En su reciente libro "Preocuparse de más", Bogiaizian aborda el trastorno de ansiedad generalizada (cuando la mente entra en un estado de alarma continuo sin razones que lo justifiquen) y ofrece herramientas prácticas. El experto explica que vivimos con creencias equivocadas sobre la preocupación: creemos que al preocuparnos nos preparamos mejor para el futuro. La realidad es que si no vamos a actuar sobre esa preocupación, lo único que conseguimos es alterar nuestro cuerpo y mente sin resultado alguno.

El primer paso para identificar si la preocupación es problemática es observar cuánto tiempo permanece en tu mente algo sobre lo cual no puedes hacer nada. Si ese tiempo es muy prolongado, ya estamos ante una preocupación excesiva. Bogiaizian es claro: "El pensar más sobre algo no cambia en nada la probabilidad de que ocurra o no". El segundo indicador es evaluar si pierdes la capacidad de diferenciar la importancia de las cosas: si un pinchazo de llanta te afecta igual que la enfermedad de un hijo, hay un problema.
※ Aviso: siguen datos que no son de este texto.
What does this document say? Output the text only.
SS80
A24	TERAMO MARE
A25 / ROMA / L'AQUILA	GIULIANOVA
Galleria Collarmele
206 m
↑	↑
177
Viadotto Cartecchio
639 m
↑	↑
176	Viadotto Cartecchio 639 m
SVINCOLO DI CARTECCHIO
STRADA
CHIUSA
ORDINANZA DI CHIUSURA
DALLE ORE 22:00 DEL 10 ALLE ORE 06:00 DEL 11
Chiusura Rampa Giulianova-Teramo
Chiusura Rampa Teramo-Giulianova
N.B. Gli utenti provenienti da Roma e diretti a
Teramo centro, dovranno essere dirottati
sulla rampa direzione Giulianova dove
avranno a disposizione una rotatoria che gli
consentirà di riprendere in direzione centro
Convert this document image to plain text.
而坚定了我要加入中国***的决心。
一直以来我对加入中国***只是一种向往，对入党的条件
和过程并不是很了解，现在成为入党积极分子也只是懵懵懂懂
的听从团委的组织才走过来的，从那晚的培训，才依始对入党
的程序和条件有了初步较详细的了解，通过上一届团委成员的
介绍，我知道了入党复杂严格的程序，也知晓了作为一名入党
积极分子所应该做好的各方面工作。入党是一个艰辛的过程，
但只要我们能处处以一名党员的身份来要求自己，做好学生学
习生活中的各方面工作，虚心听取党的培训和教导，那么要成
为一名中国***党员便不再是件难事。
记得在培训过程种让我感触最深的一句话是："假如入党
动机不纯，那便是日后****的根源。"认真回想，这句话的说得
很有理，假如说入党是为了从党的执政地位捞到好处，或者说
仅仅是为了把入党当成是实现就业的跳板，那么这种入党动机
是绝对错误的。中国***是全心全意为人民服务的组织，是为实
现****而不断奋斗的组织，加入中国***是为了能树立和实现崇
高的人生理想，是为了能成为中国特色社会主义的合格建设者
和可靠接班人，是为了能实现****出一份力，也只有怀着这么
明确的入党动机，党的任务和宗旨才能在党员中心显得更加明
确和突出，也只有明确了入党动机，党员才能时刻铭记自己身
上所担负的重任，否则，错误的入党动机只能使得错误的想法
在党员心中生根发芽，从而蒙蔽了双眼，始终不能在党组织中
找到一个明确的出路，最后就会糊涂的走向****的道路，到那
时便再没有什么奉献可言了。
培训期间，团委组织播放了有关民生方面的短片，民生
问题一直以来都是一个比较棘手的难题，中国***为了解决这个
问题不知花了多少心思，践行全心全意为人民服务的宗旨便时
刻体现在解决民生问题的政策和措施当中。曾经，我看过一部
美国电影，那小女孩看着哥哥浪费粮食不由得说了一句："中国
El trastorno de ansiedad generalizada es más frecuente de lo que imaginamos. Tiene un componente hereditario significativo (aproximadamente 30 por ciento), pero también se alimenta de lo que aprendemos de nuestros padres en cómo reaccionaban ante la incertidumbre. El problema se ha agravado en los últimos años porque vivimos bajo niveles constantes de incertidumbre, y la sobreinformación de redes sociales no ayuda: "La sobreinformación que tenemos con las redes sociales y la inteligencia artificial no baja la incertidumbre, sino que la aumenta", señala Bogiaizian.

Para manejar la preocupación en lo cotidiano, el psicólogo propone varias técnicas prácticas. Una es tomar distancia de lo que produce tu mente: no todo merece tu atención ni es cierto. Puedes formularte preguntas críticas sobre si realmente tienes elementos que justifiquen sentirte tan mal. Otra herramienta es definir la preocupación en primera persona y tiempo presente, para ver qué acciones concretas tienes disponibles. Si te preocupa la guerra mundial, desde tu realidad podrías colaborar con una ONG. Si cuesta dejar de pensar en algo, técnicas de distracción natural (salir a comprar, pasear) o actividades desintoxicantes (deporte, películas cómicas) cambian el foco mental. También funciona asignar un horario específico para preocuparte: en lugar de hacerlo durante todo el día, dedicas 30 minutos a esa preocupación, la escribes y planteas acciones posibles. Para controlar la tensión física que genera la ansiedad, respiración consciente y pequeñas pausas en la mañana y tarde son efectivas.